The code also passes all the tests giving the exact value for each number except for -Pi for which it returns a complex number. However the magnitude of this complex number is exactly the same as that given in the expected value.
Factor + math.continued-fractions math.unicode, 66 bytes
[ 1vector over [ dup next-approx ] times 1 head* Π abs nth-root ]
Explanation
It's a quotation (anonymous function) that takes an integer signifying the number of terms to use and a real number and returns a real number. Assuming 3 3.141592653589793 is on the data stack when this quotation is called...
| Snippet | Comment | Data stack (top on right) |
|---|---|---|
1vector |
Make a vector out of the object on top of the data stack. This is how next-approx expects to take its input. |
3 V{ 3.141592653589793 } |
over |
Put a copy of the object second from the top on top of the data stack. | 3 V{ 3.141592653589793 } 3 |
[ dup next-approx ] |
Push a quotation to the data stack for times to use later. |
3 V{ 3.141592653589793 } 3 [ dup next-approx ] |
times |
Take an integer and a quotation and call the quotation that many times. In this case, equivalent to dup next-approx dup next-approx dup next-approx |
|
| Inside the quotation now... | 3 V{ 3.141592653589793 } |
|
dup |
Copy the top data stack object | 3 V{ 3.141592653589793 } V{ 3.141592653589793 } |
next-approx |
Add the next term in the continued fraction to our vector. next-approx has stack effect ( seq -- ) so we made a copy so we don't lose it |
3 V{ 3 7.062513305931052 } |
dup next-approx |
Iteration 2 | 3 V{ 3 7 15.9965944066841 } |
dup next-approx |
Iteration 3 | 3 V{ 3 7 15 1.003417231015 } |
1 head* |
Remove last element | 3 V{ 3 7 15 } |
Π |
Take the product | 3 315 |
abs |
Take the absolute value | 3 315 |
nth-root |
Take the nth root of a number. In this case, take the cube root of 315 | 6.804092115953367 |
Husk, 14 bytes
^\¹Π↑¡§,o\%1⌊²
Try it online! for the last test case (or try it here for n=7, number=pi).

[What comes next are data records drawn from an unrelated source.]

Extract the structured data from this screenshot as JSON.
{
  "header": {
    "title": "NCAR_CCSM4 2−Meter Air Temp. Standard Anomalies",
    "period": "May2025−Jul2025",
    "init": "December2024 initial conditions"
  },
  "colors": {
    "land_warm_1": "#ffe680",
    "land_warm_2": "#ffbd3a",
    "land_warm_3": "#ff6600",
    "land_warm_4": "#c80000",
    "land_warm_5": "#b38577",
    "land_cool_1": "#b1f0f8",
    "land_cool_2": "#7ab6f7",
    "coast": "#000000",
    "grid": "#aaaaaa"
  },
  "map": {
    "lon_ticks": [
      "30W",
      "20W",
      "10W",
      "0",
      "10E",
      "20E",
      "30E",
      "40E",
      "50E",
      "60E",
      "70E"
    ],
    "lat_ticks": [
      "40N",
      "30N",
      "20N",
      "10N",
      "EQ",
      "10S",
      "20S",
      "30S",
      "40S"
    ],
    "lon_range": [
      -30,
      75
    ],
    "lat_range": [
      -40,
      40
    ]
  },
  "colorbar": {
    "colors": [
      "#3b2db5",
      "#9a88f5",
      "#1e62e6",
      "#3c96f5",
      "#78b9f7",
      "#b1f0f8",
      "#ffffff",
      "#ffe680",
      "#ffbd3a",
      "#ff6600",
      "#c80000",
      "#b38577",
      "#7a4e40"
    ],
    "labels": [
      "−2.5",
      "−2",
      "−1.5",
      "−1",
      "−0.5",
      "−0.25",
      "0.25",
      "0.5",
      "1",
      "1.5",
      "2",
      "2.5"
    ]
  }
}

¡ # Apply function repeatedly to first results,
# collecting second results into infinite list:
§, ² # combine pair of results of functions applied to arg 2:
⌊ # floor
o\%1 # reciprocal of fractional part
↑ # Now take arg1 elements from list,
Π # calculate the product,
^ # and raise to the power of
\¹ # reciprocal of arg1
JavaScript (ES7), 47 bytes
Expects (n)(real).
n=>v=>(g=n=>n?~~v*g(n-1,v=1/(v%1)):1)(n)**(1/n)
Note: With 40+ terms, the last test case will diverge from 1 because of cumulated floating point errors.